Por Vitor Bukvar Fernandes
O Brasil foi descoberto em 1500 e o conflito de terras vem ocorrendo desde a divisão do território da nova nação. Até hoje, o emaranhado de regras, leis e as lacunas deixadas pela falta de controle sobre o uso e a ocupação do solo tornam o país uma verdadeira “terra de ninguém”.
Na recente edição do Seminário Internacional de Governança de Terras e Desenvolvimento Econômico: Regularização Simplificada, realizada na Universidade Estadual de Campinas (Unicamp), temas relevantes foram debatidos e ficou patente a necessidade urgente de promover uma ampla regularização de terras no país que se baseie em regras claras e na aceleração dos processos.
O objetivo é que todos saibam quem está em cima da terra e o uso que se dá a cada palmo de chão no Brasil e, assim, garantir a segurança jurídica. Ter uma política certa de governança de terras é uma questão de soberania nacional.
Na última década, a preocupação com a compra de milhares de hectares de terras no Brasil por estrangeiros passou a fazer parte da pauta de discussões. Sem um controle mais efetivo, é difícil identificar se são brasileiros ou estrangeiros quem está por trás, por exemplo, de empresas em regime de sociedade anônima (S/A) que adquirem as áreas.
A legislação existente no país tem problemas graves e ainda há muito espaço para melhoras. Há uma concordância de que é necessário promover mudanças. Mas não adianta, simplesmente, criar regras que proíbam a compra ou a venda de terras. O país precisa promover uma mudança de visão. É necessário compreender que a terra é, simultaneamente, um ativo produtivo e um ativo líquido. Em qualquer parte do mundo é assim.
A governança de terras é a saída para garantir regras claras de uso e ocupação do solo. As normas vão impor direitos e deveres para os proprietários de áreas no Brasil – sendo eles brasileiros ou estrangeiros. Em conjunto, o país deverá estabelecer mecanismos que freiem uma invasão de estrangeiros comprando terras brasileiras.

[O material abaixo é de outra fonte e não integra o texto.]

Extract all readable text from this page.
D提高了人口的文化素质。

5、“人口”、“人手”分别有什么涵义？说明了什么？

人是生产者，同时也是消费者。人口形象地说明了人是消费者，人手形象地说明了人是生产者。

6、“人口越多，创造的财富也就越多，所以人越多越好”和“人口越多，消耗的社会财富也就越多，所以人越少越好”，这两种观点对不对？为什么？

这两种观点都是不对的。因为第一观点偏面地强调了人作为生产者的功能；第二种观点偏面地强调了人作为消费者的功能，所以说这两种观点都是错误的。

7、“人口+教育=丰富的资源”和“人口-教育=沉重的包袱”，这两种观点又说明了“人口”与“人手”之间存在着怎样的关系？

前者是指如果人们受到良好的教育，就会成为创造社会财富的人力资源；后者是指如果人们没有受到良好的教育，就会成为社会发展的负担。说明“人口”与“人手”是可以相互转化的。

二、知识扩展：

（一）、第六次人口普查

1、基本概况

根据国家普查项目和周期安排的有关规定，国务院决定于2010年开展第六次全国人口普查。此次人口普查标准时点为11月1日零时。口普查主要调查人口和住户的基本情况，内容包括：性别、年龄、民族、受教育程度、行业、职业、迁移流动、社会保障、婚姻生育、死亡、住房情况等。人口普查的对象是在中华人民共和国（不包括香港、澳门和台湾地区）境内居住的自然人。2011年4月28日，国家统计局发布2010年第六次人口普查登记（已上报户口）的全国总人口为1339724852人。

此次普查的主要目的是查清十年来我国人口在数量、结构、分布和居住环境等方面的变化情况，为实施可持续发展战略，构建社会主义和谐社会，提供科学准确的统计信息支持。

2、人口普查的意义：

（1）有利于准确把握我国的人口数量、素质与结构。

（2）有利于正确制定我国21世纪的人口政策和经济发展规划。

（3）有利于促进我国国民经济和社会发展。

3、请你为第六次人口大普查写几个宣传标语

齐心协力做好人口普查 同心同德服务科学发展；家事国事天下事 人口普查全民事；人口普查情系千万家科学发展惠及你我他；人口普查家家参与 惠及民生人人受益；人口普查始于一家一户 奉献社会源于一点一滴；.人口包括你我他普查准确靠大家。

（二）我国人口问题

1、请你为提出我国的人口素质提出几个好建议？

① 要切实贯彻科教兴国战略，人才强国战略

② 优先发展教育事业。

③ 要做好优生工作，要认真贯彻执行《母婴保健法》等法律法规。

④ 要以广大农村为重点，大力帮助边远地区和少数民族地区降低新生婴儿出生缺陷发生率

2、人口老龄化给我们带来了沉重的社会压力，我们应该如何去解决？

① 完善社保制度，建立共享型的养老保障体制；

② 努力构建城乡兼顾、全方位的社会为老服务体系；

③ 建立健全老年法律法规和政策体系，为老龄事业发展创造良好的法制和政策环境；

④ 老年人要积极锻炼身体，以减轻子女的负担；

Se o país tiver uma boa governança, garantirá um controle das terras, terá conhecimento de quem são os donos dos imóveis e poderá monitorar o uso que os proprietários fazem de cada área. As medidas para definir a melhor governança passam pela legislação mais adequada para a realidade brasileira, a elaboração de um cadastro nacional de imóveis, o georreferenciamento das áreas urbanas e rurais, a simplificação dos processos burocráticos que envolvam órgãos e cartórios e a articulação de agentes públicos e privados.
Ter, de fato, a soberania da terra brasileira é fundamental para o desenvolvimento econômico, social e ambiental do país. Conhecer bem a nossa terra também permitirá reduzir os conflitos que resultam em violência no campo e nas cidades. Assim, também será possível barrar a especulação imobiliária e a grilagem de terras.
O governo e a sociedade terão ainda instrumentos para evitar o desmatamento das florestas e para coibir as irregularidades na posse de terras no país. A governança de terras é uma questão complexa no Brasil. E, o futuro do país passa pela organização do uso e da ocupação do solo. Em um ano de eleição nacional, o tema deve estar na pauta de debate dos presidenciáveis e da sociedade.
*Doutor em desenvolvimento econômico pela Unicamp, professor da Unesp - Rio Claro e pesquisador do Grupo de Governança de Terras (GGT) do Instituto de Economia (IE) da Universidade Estadual de Campinas (Unicamp).